The Punch and Judy College of Professors are among the leading practitioners of Punch and Judy. They met in various groups during 2012 to mark the 350 anniversary of Punch's first known appearance in Britain.
Clive Chandler: Today is about the College of Professors recording what we do, and what we think about Punch and Judy to get that on the record.
Gary Wilson: I’m the youngest member of the Punch and Judy College of Professors and we’re here today to make a special video, which is part of Mr Punch’s 350th birthday celebrations.
It’s really nice to get some of the best performers around together in one place to talk about the tradition and what’s really important.

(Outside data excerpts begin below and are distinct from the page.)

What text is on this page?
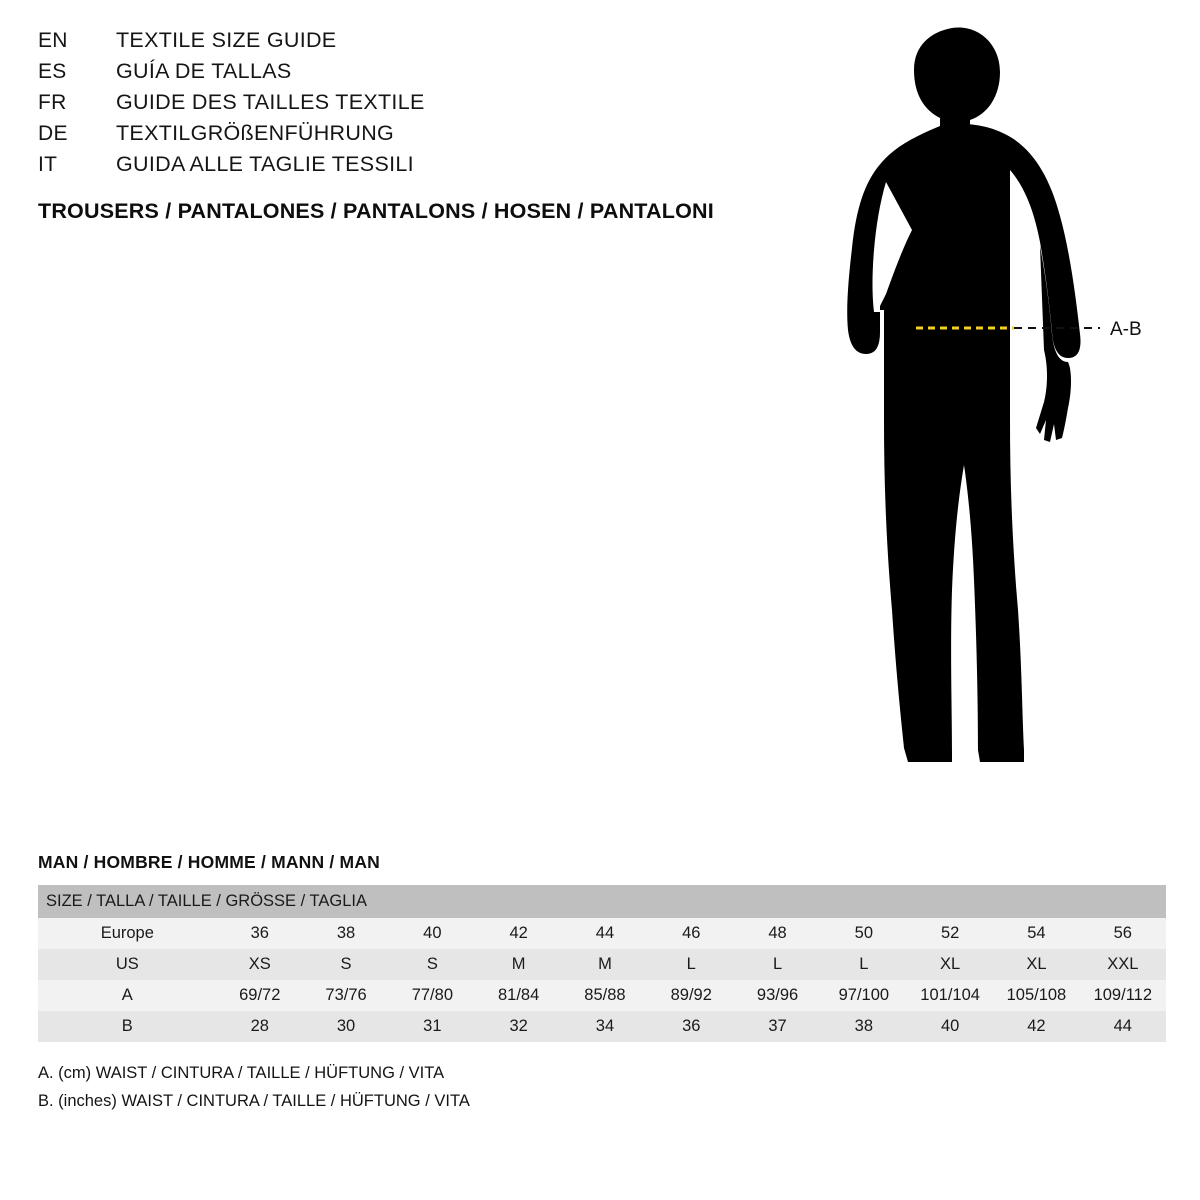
EN	TEXTILE SIZE GUIDE
ES	GUÍA DE TALLAS
FR	GUIDE DES TAILLES TEXTILE
DE	TEXTILGRÖßENFÜHRUNG
IT	GUIDA ALLE TAGLIE TESSILI
TROUSERS / PANTALONES / PANTALONS / HOSEN / PANTALONI
A-B
MAN / HOMBRE / HOMME / MANN / MAN
SIZE / TALLA / TAILLE / GRÖSSE / TAGLIA											
Europe	36	38	40	42	44	46	48	50	52	54	56
US	XS	S	S	M	M	L	L	L	XL	XL	XXL
A	69/72	73/76	77/80	81/84	85/88	89/92	93/96	97/100	101/104	105/108	109/112
B	28	30	31	32	34	36	37	38	40	42	44
A. (cm) WAIST / CINTURA / TAILLE / HÜFTUNG / VITA
B. (inches) WAIST / CINTURA / TAILLE / HÜFTUNG / VITA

Martin Reeve: What to you is a Punch and Judy show?
John Styles: It’s got to be irreverent…
Clive Chandler: I think it’s particularly valuable because Punch and Judy is mostly defined by other commentators, usually academics or journalists who always seem to set the agenda and therefore the perception of what we do as a craft, as an art form.
Gary Wilson: Mr Punch has always changed with the times right from when he started. I mean, Joey the Clown was added in because of Joseph Grimaldi who was like the celebrity of the day.
In my show, the devil’s got a bit of bling and I like him to be a little bit ‘street’ a little bit naughty.
Judy: There we go Mr Punch, little Asbo.
Gary Wilson: And also it’s all about topical jokes. I’ve seen people put bankers in the show and politicians. You’re always moving it on all the time.
Judy: You’re going to look after two little boys from Westminster. Make sure they play nicely together. It’s Little Dave and Little Nick.
Punch: Okey dokey. Come on Little Dave. Come on Little Nick. There’s good boys.
Clive Chandler: It’s essentially anti-establishment. Any country with political problems, street stuff disappears overnight. So for me it’s a barometer of a very healthy, English, eccentric society.
Martin Reeve: Because it’s 350 years now it’s perhaps a good time to take stock of what’s going on with the show. So it’s about how you see its future.
Clive Chandler: People had a slight sort of wobble at the end of the last century about whether it should survive and in what form. But then they think “yeah, it’s really part of… it’s a grand expression of public freedom.
Gary Wilson: I think he’s such a strong character he’ll keep going. I mean he’s always followed the crowds. Although you don’t see Punch and Judy as much on the beach these days, he’s gone to the shopping centres, the festivals, the theme parks, the schools and children’s parties as well.
Clive Chandler: We can’t dictate the future but hopefully what we’ve done today, somebody will look at it and say yeah, “that’s the thing for me” and they’ll be doing it in 5,10,15, 20 years time.
And when we’re all dead and buried, somebody will dig this up and say “look what they were doing!”